Выйдя в коридор, он увидел, что навстречу ему с канареечной папкой под мышкой шествует не кто иной, как автор поэтической миниатюры. Гальский хотел юркнуть в первую попавшуюся дверь, по не тут-то было.
– Привет! – жизнерадостно воскликнул Чуркин. – Ну как тебе мои стишата?
– Видите ли, – замялся Ник. – Откровенно?.. Вообще-то свежо, цельно. «Па подушке луговой спит лирический покой»… Мне лично импонирует. Но, Ким Селиверстович, вы же знаете, что мое мнение еще ничего не зна…
– Позволь, – прервал его руководитель студии. – При чем здесь «На подушке луговой»? Я посылал вам ко Дню Воздушного Флота!
Раскрыв свою папку и покопавшись в бумагах, он со сконфуженным видом извлек листок, открывающийся привычными чуркинскими строками:
Теперь, когда в космические дали,
Мы отправляем корабли в полет…
Годилось для баллады, поэмы, передовой статьи, а также для спортивного репортажа.
ДР-РУЗЬЯ, ДО СВИДАНИЯ!
К нам приехал ревизор.
Без всякой литературы. Живая жизнь…
Прежде всего он отправился в райфо, щелкнул себя пальцем по длинной шее и спросил:
– А как у вас насчет этого самого? Сабантуйчики бывают?
– Почти немае…
Ревизор улыбнулся. Он был тертый, знал живую жизнь. Он заскочил в Дом культуры, где поставили кусочек «Бахчисарайского фонтана», заняв первое место в области, взял след и уже через два часа добежал до сметной статьи «орграсходы», от которой отчетливо запахло выпивоном и закусоном.
– Одну секунду! – сказал ревизор. – Тут что-то есть.
Осторожно и терпеливо, как археолог на скифском кургане, он, так сказать, по черепкам, воссоздал всю картину. Он подсчитал, сколько было рому, коньячку, «Зубровки», «Перцовки», с такой скрупулезной точностью, словно сам накрывал на стол. Все оценил, до копеечки!
А ведь выпили-закусили не просто так – захотелось! Дому культуры вручали диплом. Отмечали кусок балета.
После этого ревизор наведался еще в несколько организаций. Оказалось, что всюду было «это самое»: в доротделе – по поводу обкатки профилировки, в коммунхозе – по поводу обмывки бани, в ДОСААФе – по поводу перевыборной конференции и на заводе безалкогольных напитков – по поводу освоения производства кваса.
Мероприятия проводились всякие, назывались «встречи», «слет» и «вечер воспоминаний», но за различной формой ревизор увидел общее содержание – оно было на уровне 40 градусов!
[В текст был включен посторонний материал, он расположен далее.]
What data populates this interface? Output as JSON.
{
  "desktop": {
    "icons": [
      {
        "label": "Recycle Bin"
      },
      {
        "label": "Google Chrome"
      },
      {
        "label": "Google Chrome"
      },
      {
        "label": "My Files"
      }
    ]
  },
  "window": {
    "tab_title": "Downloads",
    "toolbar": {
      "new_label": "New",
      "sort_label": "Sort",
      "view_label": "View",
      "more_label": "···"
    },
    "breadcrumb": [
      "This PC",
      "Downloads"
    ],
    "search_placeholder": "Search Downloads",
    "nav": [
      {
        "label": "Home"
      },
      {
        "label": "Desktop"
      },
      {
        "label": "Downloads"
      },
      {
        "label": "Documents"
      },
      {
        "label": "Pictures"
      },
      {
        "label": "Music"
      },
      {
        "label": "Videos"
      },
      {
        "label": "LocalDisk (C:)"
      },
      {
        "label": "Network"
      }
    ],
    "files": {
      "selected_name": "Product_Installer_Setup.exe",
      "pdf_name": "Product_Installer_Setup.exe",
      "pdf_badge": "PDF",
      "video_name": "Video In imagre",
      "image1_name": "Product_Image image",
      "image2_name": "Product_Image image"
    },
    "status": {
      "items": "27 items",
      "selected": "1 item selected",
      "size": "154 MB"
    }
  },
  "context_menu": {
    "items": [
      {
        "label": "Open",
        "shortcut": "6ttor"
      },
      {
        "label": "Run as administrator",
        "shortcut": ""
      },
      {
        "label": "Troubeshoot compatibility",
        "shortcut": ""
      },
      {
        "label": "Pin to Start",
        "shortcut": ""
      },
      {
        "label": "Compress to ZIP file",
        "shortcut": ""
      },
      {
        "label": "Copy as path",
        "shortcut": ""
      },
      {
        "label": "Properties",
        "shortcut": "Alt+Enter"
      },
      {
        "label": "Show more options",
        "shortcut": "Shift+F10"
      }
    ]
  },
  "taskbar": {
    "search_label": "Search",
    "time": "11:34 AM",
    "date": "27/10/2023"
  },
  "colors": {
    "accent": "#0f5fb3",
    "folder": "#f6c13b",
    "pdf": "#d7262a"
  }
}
В районе поднялась легкая паника. Перестали отмечать. Создалось положение, когда, если хочешь выпить, ты должен расплатиться чуть ли не из собственного кармана!
Даже после того, как райпотребсоюз заготовил последнее яйцо в счет квартального плана, казалось, что банкета не будет. Но экспедитор Бузань, подняв обе руки, успокоил взволнованных мужчин и побежал все утрясать в райфо.
Финансисты встретили его недружелюбно.
– Значит, у вас мероприятие? – спросили они с подковыркой. – Какое? Встреча, слет или вечер воспоминаний?
– Ничего подобного! – ответил Бузань. – У нас «Огонек».
– А! – сказали в райфо.
Это было совсем другое дело!

«Огонек» прошел хорошо. В столовой, которая по вечерам называется кафе «Ровесник», столики были сервированы пузатыми чашечками из детского сада и пушистыми ветками ивы. Играл ансамбль, участники художественной самодеятельности пели «Пингвины» и танцевали летку-енку, экспедитор Бузань, обаятельно улыбаясь, исполнял обязанности заслуженного артиста Кириллова, а работники потребсоюза, сидя на куцых треножниках, аплодировали и пили кофе. С ромом, коньячком, «Зубровкой», «Перцовкой».
К нам приехал ревизор! Когда он в третьем часу ночи случайно вышел из гостиницы, посетители покидали кафе «Ровесник». Ноги у них заплетались. Дрожащим фальцетом они возвещали на всю округу:
Др-рузья, до свиданья, и вновь на сви-виданье
В суб-боту вас ждет га-ллубой…
Мероприятие не вызывало возражений – «Огонек»!
НАСЧЕТ ЛАМПОЧКИ
Он вышел из дому прямо в бодрящее утро. И вдруг, будто его кто-то в сердце толкнул: между домом и галантерейным киоском на столбе горела лампочка!
Сергей Николаевич обошел вокруг столба три раза. Как раз под лампочкой, по иронии судьбы, висел жестяной призыв:
«Уходя, гасите свет!»
«Ох, разгильдяи!» – грустно подумал Сергей Николаевич. И побежал к дворничихе Емельяновне, подметавшей брусчатку. Дворничиха на его сигнал почти не обратила внимания.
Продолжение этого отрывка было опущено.